Naira has fallen massively as the dollar index hit 6 months high.
Newsonline Nigeria reports that the dollar maintained almost six-month highs as lingering signs of inflation in the United States stoked lingering concerns about the hawkish Federal Reserve.
This Nigeria News platform understands that Nigeria’s official currency, Naira weakened to N930 to 1 dollar on Thursday in the unofficial foreign exchange (FX) market, known as the parallel market.
This decline was exacerbated by the inability of Nigerian banks to meet the growing demand for dollars, prompting buyers to turn to the parallel market.
The Central Bank of Nigeria’s (CBN) plan to clear foreign exchange debt in the next two weeks should restore confidence in the economy.
Folashodun Adebisi Shonubi, acting governor of CBN, said on Monday that the central bank has been discussing reducing the foreign exchange backlog for some time, “and we hope that we will get there after a while.” or two weeks,” he said.
The dollar remains at its highest since mid-March as the dollar index and dollar index futures have little movement in trading in London.

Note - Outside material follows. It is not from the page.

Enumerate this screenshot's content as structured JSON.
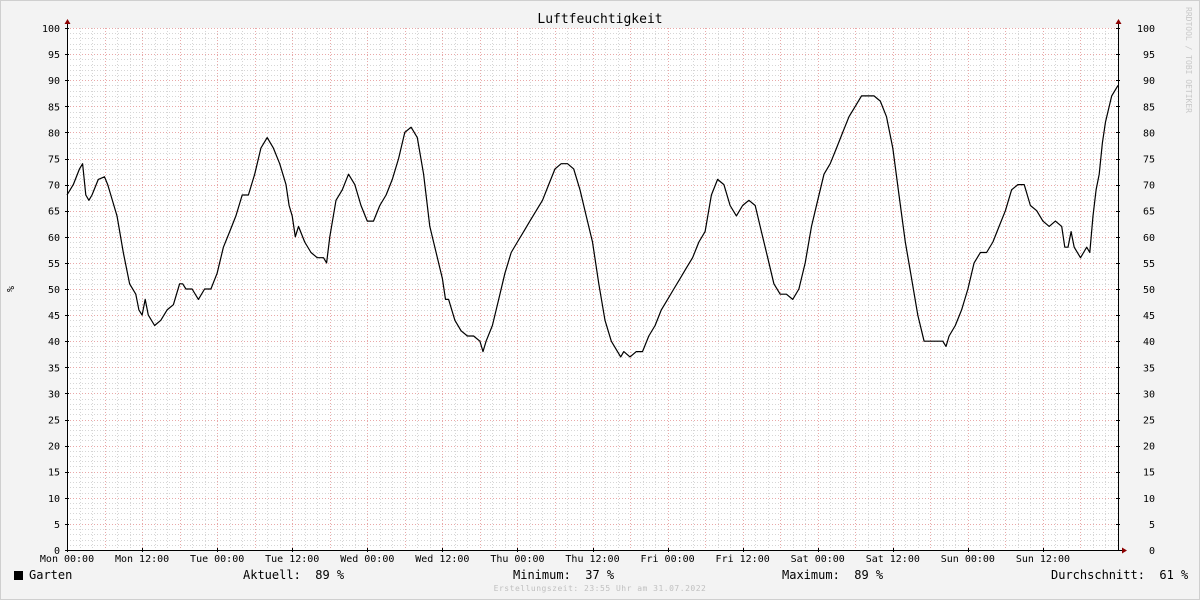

Concerns about worsening global economic conditions also boosted safe-haven demand for the dollar.
At the time of writing, the US dollar index was trading at 104.8. The U.S. Dollar Index measures the value of the dollar in relation to a basket of other important currencies, including the Euro, British pound sterling, Swedish krona, and the Japanese yen.
The recent upsides on the index mean people wishing to fulfil foreign exchange payment commitments through dollar transfers to regions like Europe and Japan would have to fork over fewer dollars to do so.
Treasury rates with shorter maturities, which are more susceptible to fluctuations in the Fed’s rate, were several basis points higher on Wednesday. After increasing by over 6 basis points to 5.02%, the two-year yield was around 5.01%.
Data released overnight showed that activity in the US services sector increased more than expected in August, with the price index in the sector also continuing to rise.
These numbers have raised concerns about persistent inflation in the short term, prompting the Fed to maintain a hawkish stance.
A slew of Fed officials is expected to speak this week, offering more guidance on monetary policy ahead of a rate decision at the end of the month.
While the Fed is widely expected to keep rates unchanged, it should also reiterate its stance on sustainable rate hikes.
The strong U.S. labour market gives the U.S. Fed more ammunition to rein in inflation, continually adding pressure on frontier market currencies like the Nigerian naira as investors are increasingly flocking to safe-haven currencies.
For now, the dollar remains at the heart of the global financial system and US Treasuries remain the haven of choice.
In the SWIFT payment system, the share of dollar transactions exceeds 40%, giving it a dominant position.
The share of the euro is about 25%, while the share of the yuan is about 3%. But the dollar’s share of foreign exchange reserves was at a record 58% in early 2023, compared with 73% in 2001.
But old habits are unlikely to die. In a recent report, JPMorgan economists concluded that while “marginal de-dollarization” is happening, it won’t happen quickly.
The dollar, despite all its flaws, is simply too entrenched in global transactions to be quickly converted to another currency.